Brazil’s government keeps 2025 GDP growth forecast at 2.3% and raises inflation estimate to 4.9%. Economic growth is expected to slow later in the year. Central bank plans a rate hike amid efforts to control inflation. Preliminary forecast for 2026 sees growth at 2.5% and inflation at 3.5%.
The Brazilian government has maintained its GDP growth forecast for 2025 at 2.3%, while raising its inflation estimate slightly to 4.9% from 4.8%. This adjustment reflects minor changes in the base case scenario. The finance ministry noted that economic growth is expected to decelerate during the second half of the year following a robust expansion in the first quarter.
As part of its efforts to combat rising inflation, Brazil’s central bank is implementing a stringent monetary tightening strategy. Analysts anticipate a continuation of this trend, with a third consecutive interest rate increase to 14.25% anticipated. This proactive approach aims to stabilize economic conditions amidst fluctuating prices.

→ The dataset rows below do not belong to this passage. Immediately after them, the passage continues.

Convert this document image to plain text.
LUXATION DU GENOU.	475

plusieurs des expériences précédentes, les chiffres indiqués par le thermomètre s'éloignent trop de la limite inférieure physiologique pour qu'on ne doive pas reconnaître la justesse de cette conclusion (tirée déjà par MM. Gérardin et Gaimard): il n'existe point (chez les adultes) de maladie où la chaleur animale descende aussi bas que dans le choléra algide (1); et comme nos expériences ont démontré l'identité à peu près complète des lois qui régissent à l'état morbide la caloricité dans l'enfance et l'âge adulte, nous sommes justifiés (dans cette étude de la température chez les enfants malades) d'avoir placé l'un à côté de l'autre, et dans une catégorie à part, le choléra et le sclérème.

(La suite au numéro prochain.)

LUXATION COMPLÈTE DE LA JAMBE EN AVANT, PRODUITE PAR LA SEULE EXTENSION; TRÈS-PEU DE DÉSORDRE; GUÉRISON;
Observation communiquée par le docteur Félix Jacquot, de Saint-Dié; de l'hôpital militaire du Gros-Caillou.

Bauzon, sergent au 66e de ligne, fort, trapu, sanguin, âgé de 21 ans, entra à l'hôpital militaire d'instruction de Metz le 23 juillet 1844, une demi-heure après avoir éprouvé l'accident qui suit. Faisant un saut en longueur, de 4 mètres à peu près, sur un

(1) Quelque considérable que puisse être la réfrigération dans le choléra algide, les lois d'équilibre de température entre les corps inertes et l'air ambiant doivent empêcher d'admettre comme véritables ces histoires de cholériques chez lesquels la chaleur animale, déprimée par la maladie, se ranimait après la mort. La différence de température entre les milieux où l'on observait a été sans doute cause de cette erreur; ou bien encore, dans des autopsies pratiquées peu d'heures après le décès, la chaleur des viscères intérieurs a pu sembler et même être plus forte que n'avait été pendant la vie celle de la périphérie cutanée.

In conjunction with current projections, the finance ministry provided preliminary forecasts for 2026, predicting a growth rate of 2.5% and a decline in inflation to 3.5%. The outlook suggests a steady growth trajectory, with estimates indicating that inflation will converge towards the central bank’s target of 3% by 2027.
In summary, Brazil’s government has reaffirmed its GDP growth forecast for 2025 at 2.3% while slightly adjusting its inflation estimate upward to 4.9%. The implementation of aggressive monetary tightening by the central bank underscores efforts to address inflationary pressures. The longer-term economic outlook appears stable, with anticipated growth rates approaching 2.5% and inflation receding toward target levels in the following years.